Enviada em 16/08/2025
Os jogos eletrônicos consolidaram-se como um elemento central na cultura juvenil contemporânea, representando muito mais do que simples entretenimento. Esse universo digital, contudo, é palco de um intenso debate sobre seus efeitos no desenvolvimento dos jovens. De um lado, aponta-se para o aprimoramento de habilidades importantes; de outro, alertam-se os riscos do uso excessivo. Diante dessa dualidade, é crucial analisar os impactos positivos e negativos dos games para promover um uso consciente e equilibrado.
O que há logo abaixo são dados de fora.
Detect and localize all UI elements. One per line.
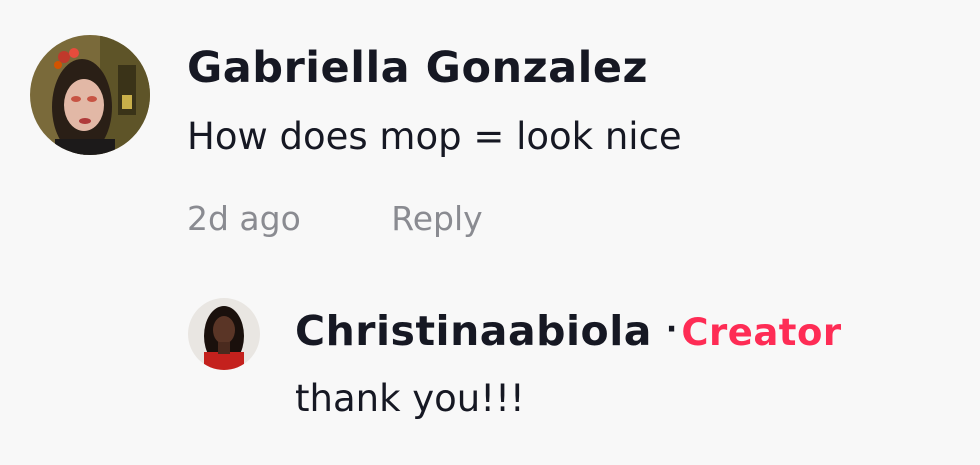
- comment-header: Gabriella Gonzalez: [187, 35, 682, 90]
- reply-body: Christinaabiola · Creator thank you!!!: [295, 298, 842, 420]
- creator-avatar[interactable]: [188, 298, 260, 370]
- comment-username[interactable]: Gabriella Gonzalez: [187, 47, 648, 90]
- separator-dot: ·: [665, 312, 678, 347]
- reply-username[interactable]: Christinaabiola: [295, 311, 652, 352]
- creator-avatar-photo-icon: [188, 298, 260, 370]
- reply-button[interactable]: Reply: [391, 202, 482, 235]
- comment-text: How does mop = look nice: [187, 115, 682, 158]
- comment-body: Gabriella Gonzalez How does mop = look n…: [187, 35, 682, 236]
- reply-text: thank you!!!: [295, 377, 525, 420]
- user-avatar-photo-icon: [30, 35, 150, 155]
- creator-badge: Creator: [681, 311, 842, 354]
- reply-header: Christinaabiola · Creator: [295, 298, 842, 352]
- user-avatar[interactable]: [30, 35, 150, 155]
- comment-timestamp: 2d ago: [187, 199, 301, 238]
- comment-meta: 2d ago Reply: [187, 202, 682, 235]
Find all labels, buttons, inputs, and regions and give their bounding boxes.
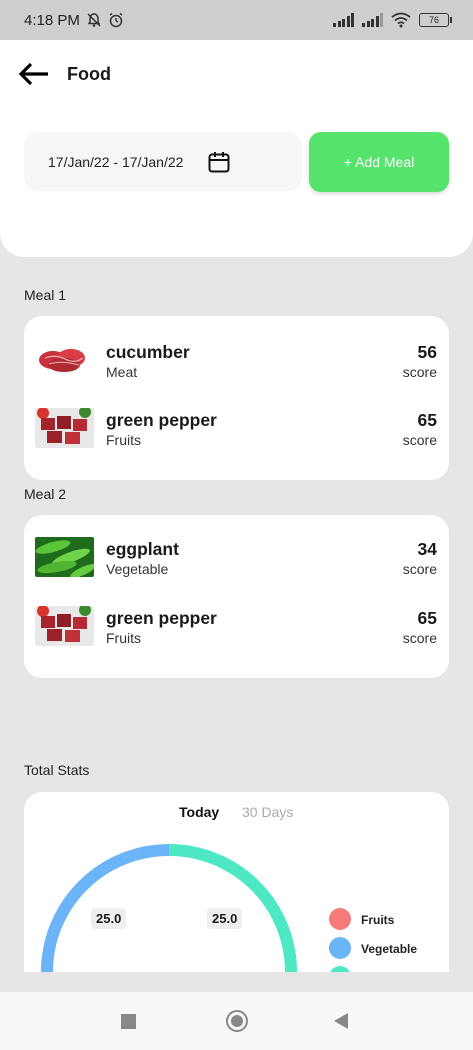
back-nav-icon[interactable] — [334, 1013, 348, 1029]
food-name: green pepper — [106, 410, 217, 430]
meal-1-label: Meal 1 — [24, 287, 67, 303]
battery-level: 76 — [428, 15, 439, 25]
food-score-label: score — [402, 561, 437, 577]
add-meal-button[interactable]: + Add Meal — [309, 132, 449, 192]
food-category: Fruits — [106, 432, 141, 448]
meal-2-label: Meal 2 — [24, 486, 67, 502]
food-score: 56 — [417, 342, 437, 362]
system-nav-bar — [0, 992, 473, 1050]
beef-cubes-photo — [35, 408, 94, 448]
signal-1-icon — [333, 13, 354, 27]
calendar-icon[interactable] — [207, 150, 231, 174]
food-score: 34 — [417, 539, 437, 559]
food-score: 65 — [417, 410, 437, 430]
alarm-icon — [109, 12, 123, 28]
legend-swatch — [329, 937, 351, 959]
food-category: Vegetable — [106, 561, 169, 577]
recents-icon[interactable] — [121, 1014, 136, 1029]
legend-label: Fruits — [361, 913, 395, 927]
food-category: Meat — [106, 364, 138, 380]
list-item[interactable]: cucumber Meat 56 score — [24, 340, 449, 390]
home-icon[interactable] — [226, 1010, 248, 1032]
food-score-label: score — [402, 432, 437, 448]
food-score: 65 — [417, 608, 437, 628]
food-name: green pepper — [106, 608, 217, 628]
food-name: cucumber — [106, 342, 190, 362]
chart-data-label: 25.0 — [207, 908, 243, 929]
page-title: Food — [67, 64, 111, 84]
status-time: 4:18 PM — [24, 11, 80, 29]
beef-cubes-photo — [35, 606, 94, 646]
total-stats-label: Total Stats — [24, 762, 90, 778]
list-item[interactable]: eggplant Vegetable 34 score — [24, 537, 449, 587]
list-item[interactable]: green pepper Fruits 65 score — [24, 606, 449, 656]
signal-2-icon — [362, 13, 383, 27]
date-range-text: 17/Jan/22 - 17/Jan/22 — [48, 153, 184, 170]
status-bar: 4:18 PM 76 — [0, 0, 473, 40]
date-range-picker[interactable]: 17/Jan/22 - 17/Jan/22 — [24, 132, 302, 191]
food-score-label: score — [402, 364, 437, 380]
legend-label: Vegetable — [361, 942, 418, 956]
bell-off-icon — [87, 13, 101, 27]
green-peas-photo — [35, 537, 94, 577]
list-item[interactable]: green pepper Fruits 65 score — [24, 408, 449, 458]
meat-photo — [35, 340, 94, 380]
legend-swatch — [329, 966, 351, 972]
food-score-label: score — [402, 630, 437, 646]
food-category: Fruits — [106, 630, 141, 646]
stats-card: Today 30 Days 25.0 25.0 Fruits Vegetable — [24, 792, 449, 972]
meal-1-card: cucumber Meat 56 score green pepper Frui… — [24, 316, 449, 480]
meal-2-card: eggplant Vegetable 34 score green pepper… — [24, 515, 449, 678]
wifi-icon — [391, 12, 411, 28]
battery-icon: 76 — [419, 13, 452, 27]
chart-data-label: 25.0 — [91, 908, 127, 929]
legend-swatch — [329, 908, 351, 930]
food-name: eggplant — [106, 539, 179, 559]
back-arrow-icon[interactable] — [18, 60, 50, 88]
donut-chart — [41, 844, 297, 972]
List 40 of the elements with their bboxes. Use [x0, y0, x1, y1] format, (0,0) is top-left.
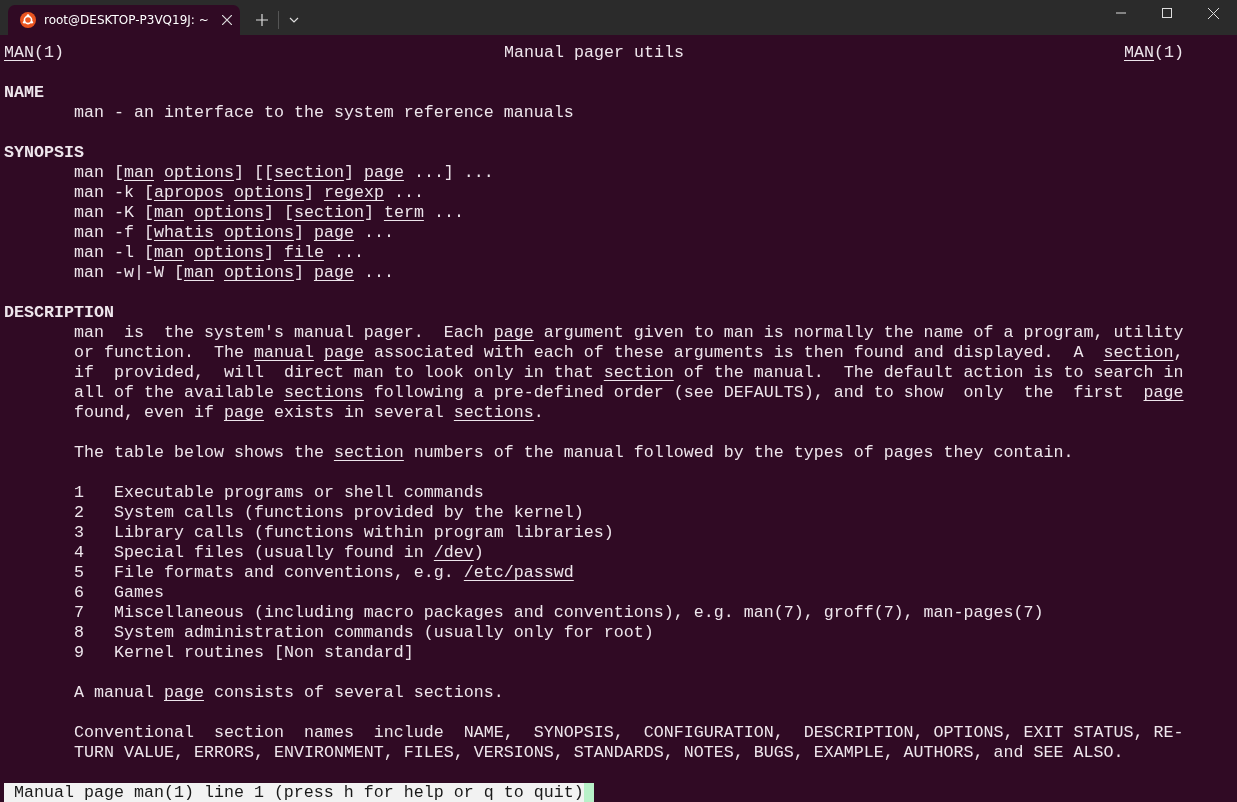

Quando utilizados com moderação, os jogos eletrônicos podem ser ferramentas benéficas ao desenvolvimento cognitivo e social. Muitos jogos de estratégia exigem raciocínio rápido, planejamento e resolução de problemas, aprimorando a capacidade de tomar decisões ágeis. Além disso, no campo social, os jogos online multiplayer promovem o trabalho em equipe, a liderança e a comunicação, permitindo que jovens desenvolvam habilidades de cooperação para atingir objetivos comuns. Essa interação, mesmo que virtual, cria comunidades e fortalece laços, combatendo a noção de que todo jogador é isolado.
Em contrapartida, o uso descontrolado de videogames acarreta sérios riscos. O vício em jogos, já reconhecido como “gaming disorder” pela Organização Mundial da Saúde (OMS), é uma realidade preocupante. Essa condição é caracterizada pela perda de controle e pela priorização dos jogos em detrimento de outras atividades essenciais, como estudos, sono e interações sociais. O uso excessivo pode levar ao isolamento, ansiedade, sedentarismo e distúrbios do sono. Diante disso, a supervisão parental é indispensável. A Sociedade Brasileira de Pediatria (SBP) recomenda que responsáveis limitem o tempo de tela — que para adolescentes entre 11 e 18 anos não deve ultrapassar 2 a 3 horas diárias — e monitorem o conteúdo acessado, garantindo que a experiência seja segura e saudável.